One of the things that will stay with me for the rest of my life is the sheer lengths that the rangers I worked with would go to save just one animal. It was inspiring.  If there was even a glimmer of hope that something could be done – they would do it. 

 

For example, they were having a huge problem with a pair of ostriches who were struggling to reproduce because hyenas would always eat their eggs.  They decided the best course of action was to move the ostriches into a protected predator free area...easier said than done.  I will always smile when I think of the ridiculous plan to tranquilise the ostriches as they outran Landcruisers travelling at 70kph.  Once darted and the drugs took hold, they suddenly became very drunk comedy ostriches running in circles like something out of a cartoon.  I promise you no ostriches were harmed during this and I’m pleased to report that this pair are now successfully rearing chicks in their new home.

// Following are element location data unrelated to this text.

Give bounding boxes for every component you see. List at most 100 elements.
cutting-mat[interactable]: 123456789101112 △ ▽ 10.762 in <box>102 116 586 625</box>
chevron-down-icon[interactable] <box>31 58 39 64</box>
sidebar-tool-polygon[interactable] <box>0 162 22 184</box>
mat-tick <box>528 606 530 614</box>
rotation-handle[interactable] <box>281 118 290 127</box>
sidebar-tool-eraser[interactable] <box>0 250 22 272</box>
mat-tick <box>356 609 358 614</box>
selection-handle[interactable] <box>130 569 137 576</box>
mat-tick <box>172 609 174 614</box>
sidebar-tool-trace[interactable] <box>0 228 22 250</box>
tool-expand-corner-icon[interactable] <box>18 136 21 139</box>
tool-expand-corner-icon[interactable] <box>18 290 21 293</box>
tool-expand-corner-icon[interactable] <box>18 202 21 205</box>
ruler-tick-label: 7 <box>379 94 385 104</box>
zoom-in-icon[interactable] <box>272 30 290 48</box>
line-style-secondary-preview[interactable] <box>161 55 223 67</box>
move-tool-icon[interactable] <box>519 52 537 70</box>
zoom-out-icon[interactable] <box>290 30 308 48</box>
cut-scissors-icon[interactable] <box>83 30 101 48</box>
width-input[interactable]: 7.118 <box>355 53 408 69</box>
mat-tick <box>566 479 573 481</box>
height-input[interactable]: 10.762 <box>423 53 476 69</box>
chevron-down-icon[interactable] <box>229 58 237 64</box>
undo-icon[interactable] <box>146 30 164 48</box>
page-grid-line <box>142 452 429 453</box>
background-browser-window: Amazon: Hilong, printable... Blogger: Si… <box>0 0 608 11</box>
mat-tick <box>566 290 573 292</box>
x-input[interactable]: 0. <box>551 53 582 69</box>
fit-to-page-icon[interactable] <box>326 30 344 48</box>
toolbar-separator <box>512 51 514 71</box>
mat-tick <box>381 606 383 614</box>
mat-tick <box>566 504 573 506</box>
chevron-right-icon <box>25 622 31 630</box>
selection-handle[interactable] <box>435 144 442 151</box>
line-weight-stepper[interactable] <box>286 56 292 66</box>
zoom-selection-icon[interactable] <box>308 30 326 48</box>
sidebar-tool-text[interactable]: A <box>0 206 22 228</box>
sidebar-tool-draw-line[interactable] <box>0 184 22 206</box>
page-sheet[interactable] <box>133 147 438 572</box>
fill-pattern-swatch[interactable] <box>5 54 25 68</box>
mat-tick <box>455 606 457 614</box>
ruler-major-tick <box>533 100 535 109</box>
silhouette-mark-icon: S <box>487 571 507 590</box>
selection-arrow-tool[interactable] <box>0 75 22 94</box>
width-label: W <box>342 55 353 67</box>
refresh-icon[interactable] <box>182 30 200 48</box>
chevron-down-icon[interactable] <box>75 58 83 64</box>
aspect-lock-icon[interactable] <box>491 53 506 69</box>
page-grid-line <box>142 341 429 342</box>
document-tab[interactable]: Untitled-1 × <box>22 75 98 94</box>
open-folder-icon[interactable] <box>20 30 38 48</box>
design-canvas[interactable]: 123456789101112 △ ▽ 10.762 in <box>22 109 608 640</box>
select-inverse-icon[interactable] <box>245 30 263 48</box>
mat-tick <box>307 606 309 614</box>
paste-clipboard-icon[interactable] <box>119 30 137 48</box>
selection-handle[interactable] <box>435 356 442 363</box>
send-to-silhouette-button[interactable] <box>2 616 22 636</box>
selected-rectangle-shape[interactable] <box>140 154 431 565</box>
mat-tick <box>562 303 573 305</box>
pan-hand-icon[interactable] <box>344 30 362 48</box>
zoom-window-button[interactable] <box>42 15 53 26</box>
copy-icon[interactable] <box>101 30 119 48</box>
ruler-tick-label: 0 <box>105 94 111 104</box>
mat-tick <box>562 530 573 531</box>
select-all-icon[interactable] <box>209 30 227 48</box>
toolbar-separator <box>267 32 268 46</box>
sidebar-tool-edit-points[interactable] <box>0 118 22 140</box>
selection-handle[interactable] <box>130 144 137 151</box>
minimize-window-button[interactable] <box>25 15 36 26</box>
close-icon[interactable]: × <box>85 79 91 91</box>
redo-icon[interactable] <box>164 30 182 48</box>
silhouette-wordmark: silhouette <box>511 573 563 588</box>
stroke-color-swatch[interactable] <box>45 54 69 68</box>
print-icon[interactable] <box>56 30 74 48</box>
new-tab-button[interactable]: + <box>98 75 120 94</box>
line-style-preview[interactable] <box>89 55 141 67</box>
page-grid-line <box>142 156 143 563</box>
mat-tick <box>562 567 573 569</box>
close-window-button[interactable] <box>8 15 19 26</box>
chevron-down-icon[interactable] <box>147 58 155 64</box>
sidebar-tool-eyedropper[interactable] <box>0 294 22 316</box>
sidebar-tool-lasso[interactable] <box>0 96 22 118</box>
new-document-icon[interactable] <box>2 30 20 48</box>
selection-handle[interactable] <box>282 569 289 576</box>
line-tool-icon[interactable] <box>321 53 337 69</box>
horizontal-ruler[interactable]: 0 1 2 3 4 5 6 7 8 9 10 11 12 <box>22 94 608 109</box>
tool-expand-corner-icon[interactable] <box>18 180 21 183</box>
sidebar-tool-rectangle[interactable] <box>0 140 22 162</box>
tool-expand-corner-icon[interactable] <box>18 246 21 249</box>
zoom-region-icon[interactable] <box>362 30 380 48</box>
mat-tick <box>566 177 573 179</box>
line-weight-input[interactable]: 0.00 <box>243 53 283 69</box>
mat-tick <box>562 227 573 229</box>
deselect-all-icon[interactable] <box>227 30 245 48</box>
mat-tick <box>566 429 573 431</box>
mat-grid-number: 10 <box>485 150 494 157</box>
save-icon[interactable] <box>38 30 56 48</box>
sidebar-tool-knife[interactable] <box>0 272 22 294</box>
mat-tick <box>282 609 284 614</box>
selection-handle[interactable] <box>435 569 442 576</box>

I’m not a conservationist, nor am I a zoologist or an expert on sustainability. But what I have witnessed over the past year has fundamentally changed me as a person.  Working alongside those on the frontline of conservation as they do everything in their power to save our most beloved species while also witnessing first-hand the effects that climate change is having on wildlife in one of the most biodiverse habitats in the world changes you.  How can it not?

 What I will say is that we can all be doing a heck of a lot more to help our planet out.  We don’t need to travel to the melting artic, burning amazon or bleached coral reefs to make a difference. It all starts with each and every single one of us and the decisions we make as consumers.  Take some time to do some research on where you shop and where your food actually comes from.  Support those businesses who are embracing sustainability and trying their best to tip the scales back in favour of mother nature. 

Here’s some good news to end on.  Back in August 2020 Kenya reported that its elephant population has started to bounce back has doubled since 1989.  While its lion population has also increased from 2,000 in 2010 to 2,489 in 2020.  That is incredible!   

 You see it’s not all doom and gloom. We are amazing. We can be the change we want to see.  It’s very easy to get into the mindset that everything is broken so what’s the point in trying? We can’t ever think like that we are capable of so much more.